Since the recent protest early mid-2016, and the push by many to move it into the economic space there has been much attention paid to "banking Black". This has led to a surge in accounts at certain Black banks. While in principle, supporting these institutions may seem like a positive thing, and in the short run this may be true, it may be important to take a longer term view of Black banking and Black financial institutions in general.
First of all, I will never be critical of increasing support for quality Black owned businesses and this includes banks. So if you find a Black financial institution that serves your needs and gives you value, absolutely support it.
From a long term Black economic power standpoint, the support of Black banks specifically may need to have a little more thought behind it. Here is why.
1. Black banks are projected to decline from the low 20s down to 7 by 2028. Black banks declined from 48 in 2001 down to 25 in 2014. The number of all independent banks has declined from just over 12,000 in the nation to less than 6,000 from 1980 to 2010.
In other words, banking is a hard industry to have a business in, and it is not going to get easier. When you support a "Black bank" the biggest risk is that you actually make it more profitable to sell to a commercial firm like a Wells Fargo or Bank of America.
Banking Black can be a double edged sword. If we don't support them they risk failure, if we do support them we run the risk of making them more attractive for acquisition by a major banking firm. This is happening to ALL community banks across the nation and not just Black banks. Think about Black Entertainment Television. BET, originally owned by a Black man, Bob Johnson, sold to the highest bidder, Viacom. What was Black owned became a profitably commodity that was sold to a major corporation. This could occur to our Black banks as we inflate their value. Your Black bank account could very well be a non-Black bank account and most likely will if projections are correct.
2. There is an assumption that if we bank Black that it will increase the loans going to Black people and eliminate discrimination that sometimes occurs in non-Black banks. While discrimination does occur at points in non-Black banks as demonstrated by recent awards for discriminatory practices the assumption that Black banks will be able to do more loans is slightly flawed.
One of the biggest challenges to all community banks including Black banks is the Dodd-Frank Act passed in 2010 after the financial crisis. While the target of the act was to address too big to fail financial institutions, in reality it increased the cost and regulatory burden on small banks who can least afford it.
Not only does the cost increase for Black banks under this regulation, it also causes these banks to take less risk in lending to customers. All banks are regulated to certain standards, and this regulation means that, while there are some slight variations in lending, most banks lend in much the same way. Credit score, cash flow, collateral are all the key elements of lending. It doesn't change much whether it is a Black owned bank or a non-Black owned bank.
The point is that the assumption that being at a Black bank will increase loans to Black people may be slightly true, but not at the scale people think. If you have bad credit, no cash flow and limited collateral, you still won't get a loan from a Black bank. Also, making bad loans is one of the main reasons banks fail, so taking on additional risks just because you are Black is not a good business move for a Black bank.
So what do we do?
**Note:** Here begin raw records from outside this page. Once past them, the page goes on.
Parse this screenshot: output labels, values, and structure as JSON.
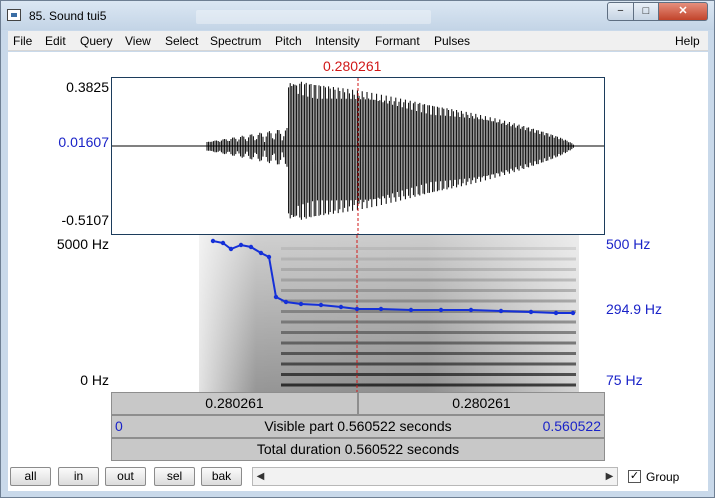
{
  "window": {
    "title": "85. Sound tui5",
    "min_glyph": "−",
    "max_glyph": "□",
    "close_glyph": "✕"
  },
  "menu": [
    "File",
    "Edit",
    "Query",
    "View",
    "Select",
    "Spectrum",
    "Pitch",
    "Intensity",
    "Formant",
    "Pulses"
  ],
  "help_label": "Help",
  "cursor": {
    "time_label": "0.280261"
  },
  "waveform": {
    "max_label": "0.3825",
    "cursor_value_label": "0.01607",
    "min_label": "-0.5107"
  },
  "spectrogram": {
    "top_label": "5000 Hz",
    "bottom_label": "0 Hz"
  },
  "pitch": {
    "top_label": "500 Hz",
    "cursor_label": "294.9 Hz",
    "bottom_label": "75 Hz"
  },
  "bars": {
    "left_segment": "0.280261",
    "right_segment": "0.280261",
    "visible_start": "0",
    "visible_part": "Visible part 0.560522 seconds",
    "visible_end": "0.560522",
    "total_duration": "Total duration 0.560522 seconds"
  },
  "buttons": {
    "all": "all",
    "in": "in",
    "out": "out",
    "sel": "sel",
    "bak": "bak"
  },
  "group_label": "Group",
  "colors": {
    "cursor": "#d01818",
    "pitch_line": "#1530d8",
    "axis_blue": "#1a23c8"
  }
}
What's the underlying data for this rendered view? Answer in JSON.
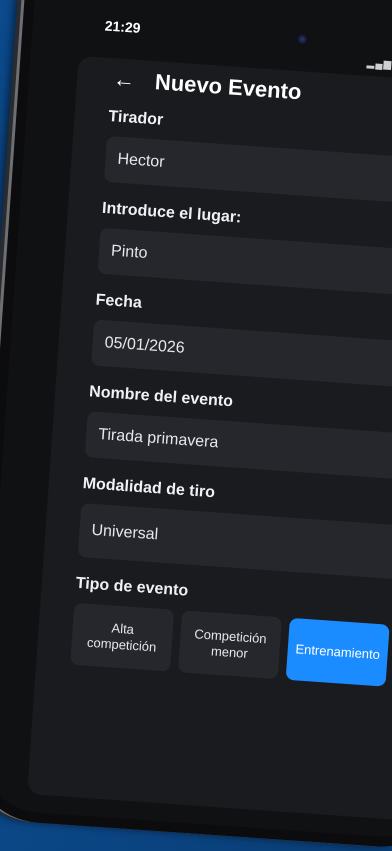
{
  "status": {
    "time": "21:29"
  },
  "header": {
    "back_icon": "arrow-left-icon",
    "title": "Nuevo Evento"
  },
  "form": {
    "tirador": {
      "label": "Tirador",
      "value": "Hector"
    },
    "lugar": {
      "label": "Introduce el lugar:",
      "value": "Pinto"
    },
    "fecha": {
      "label": "Fecha",
      "value": "05/01/2026"
    },
    "nombre": {
      "label": "Nombre del evento",
      "value": "Tirada primavera"
    },
    "modalidad": {
      "label": "Modalidad de tiro",
      "value": "Universal",
      "icon": "chevron-down-icon"
    },
    "tipo": {
      "label": "Tipo de evento",
      "options": [
        "Alta competición",
        "Competición menor",
        "Entrenamiento"
      ],
      "selected": "Entrenamiento"
    }
  },
  "colors": {
    "accent": "#1a8cff",
    "background": "#1a1b1f",
    "field": "#26272c"
  }
}
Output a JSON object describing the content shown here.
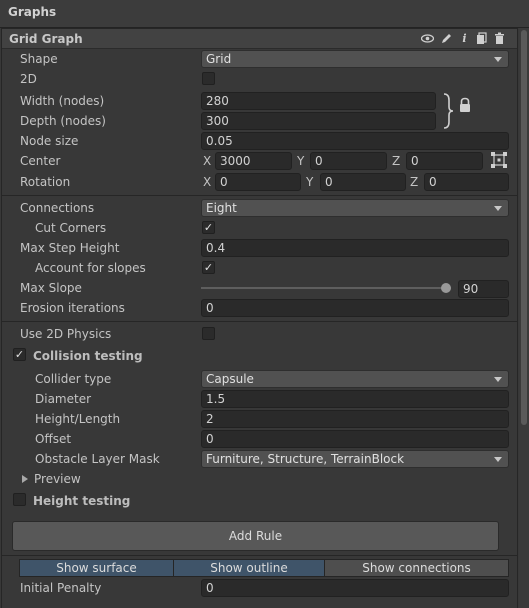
{
  "header": {
    "title": "Graphs"
  },
  "graph": {
    "title": "Grid Graph"
  },
  "fields": {
    "shape": {
      "label": "Shape",
      "value": "Grid"
    },
    "two_d": {
      "label": "2D",
      "checked": false
    },
    "width": {
      "label": "Width (nodes)",
      "value": "280"
    },
    "depth": {
      "label": "Depth (nodes)",
      "value": "300"
    },
    "node_size": {
      "label": "Node size",
      "value": "0.05"
    },
    "center": {
      "label": "Center",
      "x_label": "X",
      "x": "3000",
      "y_label": "Y",
      "y": "0",
      "z_label": "Z",
      "z": "0"
    },
    "rotation": {
      "label": "Rotation",
      "x_label": "X",
      "x": "0",
      "y_label": "Y",
      "y": "0",
      "z_label": "Z",
      "z": "0"
    },
    "connections": {
      "label": "Connections",
      "value": "Eight"
    },
    "cut_corners": {
      "label": "Cut Corners",
      "checked": true
    },
    "max_step_height": {
      "label": "Max Step Height",
      "value": "0.4"
    },
    "account_slopes": {
      "label": "Account for slopes",
      "checked": true
    },
    "max_slope": {
      "label": "Max Slope",
      "value": "90",
      "fraction": 1.0
    },
    "erosion": {
      "label": "Erosion iterations",
      "value": "0"
    },
    "use_2d_physics": {
      "label": "Use 2D Physics",
      "checked": false
    },
    "collision_testing": {
      "label": "Collision testing",
      "checked": true
    },
    "collider_type": {
      "label": "Collider type",
      "value": "Capsule"
    },
    "diameter": {
      "label": "Diameter",
      "value": "1.5"
    },
    "height_length": {
      "label": "Height/Length",
      "value": "2"
    },
    "offset": {
      "label": "Offset",
      "value": "0"
    },
    "obstacle_mask": {
      "label": "Obstacle Layer Mask",
      "value": "Furniture, Structure, TerrainBlock"
    },
    "preview": {
      "label": "Preview"
    },
    "height_testing": {
      "label": "Height testing",
      "checked": false
    },
    "initial_penalty": {
      "label": "Initial Penalty",
      "value": "0"
    }
  },
  "buttons": {
    "add_rule": "Add Rule",
    "show_surface": "Show surface",
    "show_outline": "Show outline",
    "show_connections": "Show connections"
  },
  "icons": [
    "eye-icon",
    "pencil-icon",
    "info-icon",
    "copy-icon",
    "trash-icon",
    "lock-icon",
    "snap-icon"
  ],
  "colors": {
    "background": "#383838",
    "toggle_on": "#3f5469"
  }
}
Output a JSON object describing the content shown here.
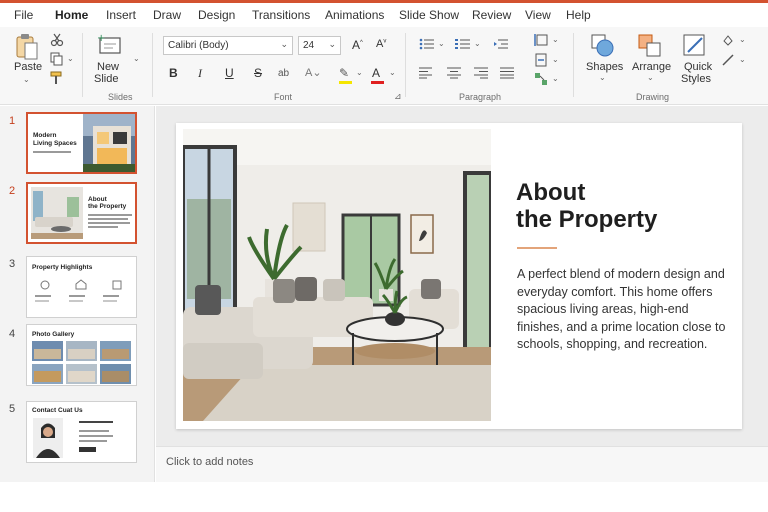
{
  "menu": {
    "tabs": [
      {
        "label": "File"
      },
      {
        "label": "Home"
      },
      {
        "label": "Insert"
      },
      {
        "label": "Draw"
      },
      {
        "label": "Design"
      },
      {
        "label": "Transitions"
      },
      {
        "label": "Animations"
      },
      {
        "label": "Slide Show"
      },
      {
        "label": "Review"
      },
      {
        "label": "View"
      },
      {
        "label": "Help"
      }
    ],
    "active": "Home"
  },
  "ribbon": {
    "clipboard": {
      "paste_label": "Paste"
    },
    "slides": {
      "new_slide_label_1": "New",
      "new_slide_label_2": "Slide",
      "group_label": "Slides"
    },
    "font": {
      "family": "Calibri (Body)",
      "size": "24",
      "group_label": "Font"
    },
    "paragraph": {
      "group_label": "Paragraph"
    },
    "drawing": {
      "shapes_label": "Shapes",
      "arrange_label": "Arrange",
      "quick_styles_label_1": "Quick",
      "quick_styles_label_2": "Styles",
      "group_label": "Drawing"
    }
  },
  "thumbnails": [
    {
      "number": "1",
      "title_1": "Modern",
      "title_2": "Living Spaces"
    },
    {
      "number": "2",
      "title_1": "About",
      "title_2": "the Property"
    },
    {
      "number": "3",
      "title_1": "Property Highlights"
    },
    {
      "number": "4",
      "title_1": "Photo Gallery"
    },
    {
      "number": "5",
      "title_1": "Contact Cuat Us"
    }
  ],
  "slide": {
    "title_line1": "About",
    "title_line2": "the Property",
    "body": "A perfect blend of modern design and everyday comfort. This home offers spacious living areas, high-end finishes, and a prime location close to schools, shopping, and recreation."
  },
  "notes": {
    "placeholder": "Click to add notes"
  },
  "colors": {
    "accent": "#d35230",
    "selected_border": "#d35230",
    "rule": "#e3a47a"
  }
}
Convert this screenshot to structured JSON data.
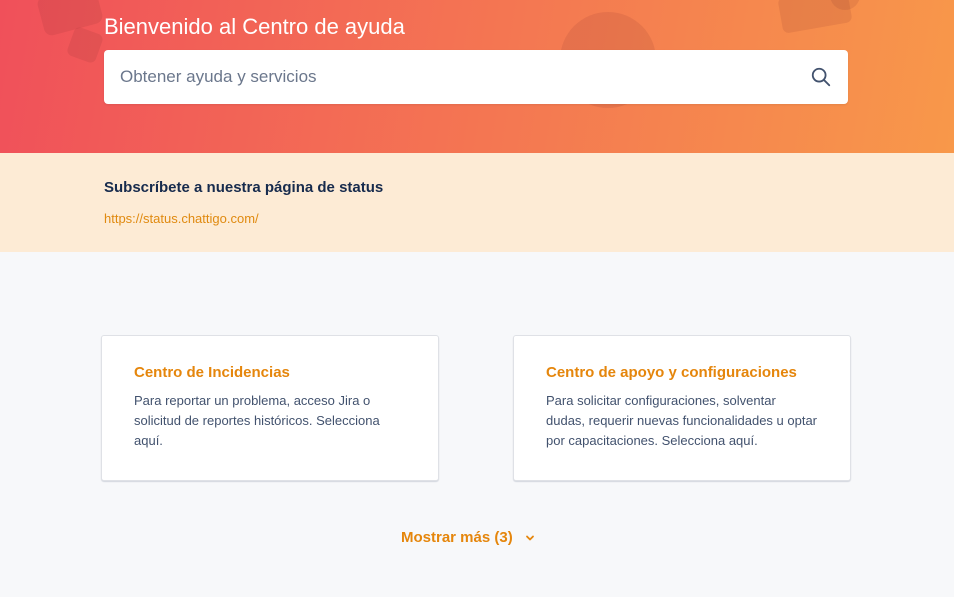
{
  "hero": {
    "title": "Bienvenido al Centro de ayuda",
    "search_placeholder": "Obtener ayuda y servicios",
    "search_icon": "search-icon",
    "gradient_colors": [
      "#f0505a",
      "#f8984a"
    ]
  },
  "status": {
    "title": "Subscríbete a nuestra página de status",
    "link": "https://status.chattigo.com/",
    "background": "#fdebd5"
  },
  "cards": [
    {
      "title": "Centro de Incidencias",
      "description": "Para reportar un problema, acceso Jira o solicitud de reportes históricos. Selecciona aquí."
    },
    {
      "title": "Centro de apoyo y configuraciones",
      "description": "Para solicitar configuraciones, solventar dudas, requerir nuevas funcionalidades u optar por capacitaciones. Selecciona aquí."
    }
  ],
  "show_more": {
    "label": "Mostrar más (3)",
    "icon": "chevron-down-icon"
  },
  "colors": {
    "accent": "#e5860c",
    "link": "#e08a10",
    "text_dark": "#172b4d",
    "text_body": "#42526e"
  }
}
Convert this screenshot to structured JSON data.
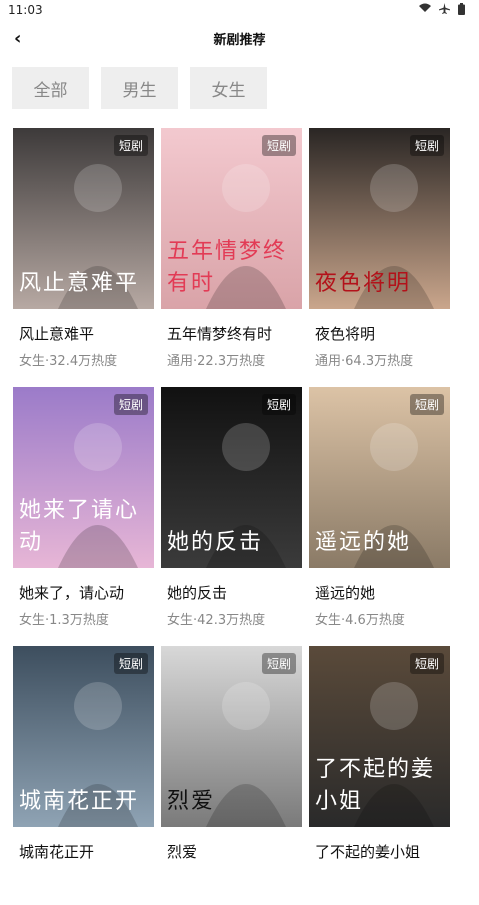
{
  "status": {
    "time": "11:03"
  },
  "header": {
    "back_label": "‹",
    "title": "新剧推荐"
  },
  "filters": [
    "全部",
    "男生",
    "女生"
  ],
  "badge_label": "短剧",
  "dramas": [
    {
      "name": "风止意难平",
      "category": "女生",
      "heat": "·32.4万热度",
      "overlay": "风止意难平",
      "overlay_color": "#ffffff",
      "colors": [
        "#3d3a3a",
        "#b7a9a3"
      ]
    },
    {
      "name": "五年情梦终有时",
      "category": "通用",
      "heat": "·22.3万热度",
      "overlay": "五年情梦终有时",
      "overlay_color": "#e23b55",
      "colors": [
        "#f3c9cf",
        "#d9a3a8"
      ]
    },
    {
      "name": "夜色将明",
      "category": "通用",
      "heat": "·64.3万热度",
      "overlay": "夜色将明",
      "overlay_color": "#b3121a",
      "colors": [
        "#2a2624",
        "#caa68c"
      ]
    },
    {
      "name": "她来了，请心动",
      "category": "女生",
      "heat": "·1.3万热度",
      "overlay": "她来了请心动",
      "overlay_color": "#ffffff",
      "colors": [
        "#9b7bc9",
        "#e7b6d6"
      ]
    },
    {
      "name": "她的反击",
      "category": "女生",
      "heat": "·42.3万热度",
      "overlay": "她的反击",
      "overlay_color": "#ffffff",
      "colors": [
        "#111111",
        "#3b3b3b"
      ]
    },
    {
      "name": "遥远的她",
      "category": "女生",
      "heat": "·4.6万热度",
      "overlay": "遥远的她",
      "overlay_color": "#ffffff",
      "colors": [
        "#dcc3a6",
        "#8a7a66"
      ]
    },
    {
      "name": "城南花正开",
      "category": "",
      "heat": "",
      "overlay": "城南花正开",
      "overlay_color": "#ffffff",
      "colors": [
        "#3d4e5e",
        "#8fa3b4"
      ]
    },
    {
      "name": "烈爱",
      "category": "",
      "heat": "",
      "overlay": "烈爱",
      "overlay_color": "#111111",
      "colors": [
        "#d8d8d8",
        "#7a7a7a"
      ]
    },
    {
      "name": "了不起的姜小姐",
      "category": "",
      "heat": "",
      "overlay": "了不起的姜小姐",
      "overlay_color": "#ffffff",
      "colors": [
        "#5a4a3a",
        "#2a2a2a"
      ]
    }
  ]
}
Circling back around to what I said earlier. If a Black bank provides you excellent service and high quality products, absolutely support it. However, we must guard ourselves against thinking that if we do it is going to significantly lead to Black economic power. Instead I think we must do a few things as it relates to Black financial institutions.
We must create more community owned credit unions. These spread out the ownership and control to more Black people from the community. At the general banking level they provide the same financial services as the average bank.
Alternative financial institutions and products must also be explored by Black people. This includes more CDFIs, which are community development financial institutions that are authorized by the Treasury to make various loans in the housing and small business market. Also, we should take advantage of the new crowdfunding platforms like Buy Black Economics has developed. With the new equity based crowdfunding platforms, you can also fund as a Black investor.
At the end of the day, Black financial institutions are important, but these institutions may not necessarily always be Black banks. Supporting Black banks is a good thing, but it absolutely comes with some real risk and limitations over the longer run as it relates to Black economic power. We must be mindful of both the opportunities and the risk because we don't have much margin for error in the Black community.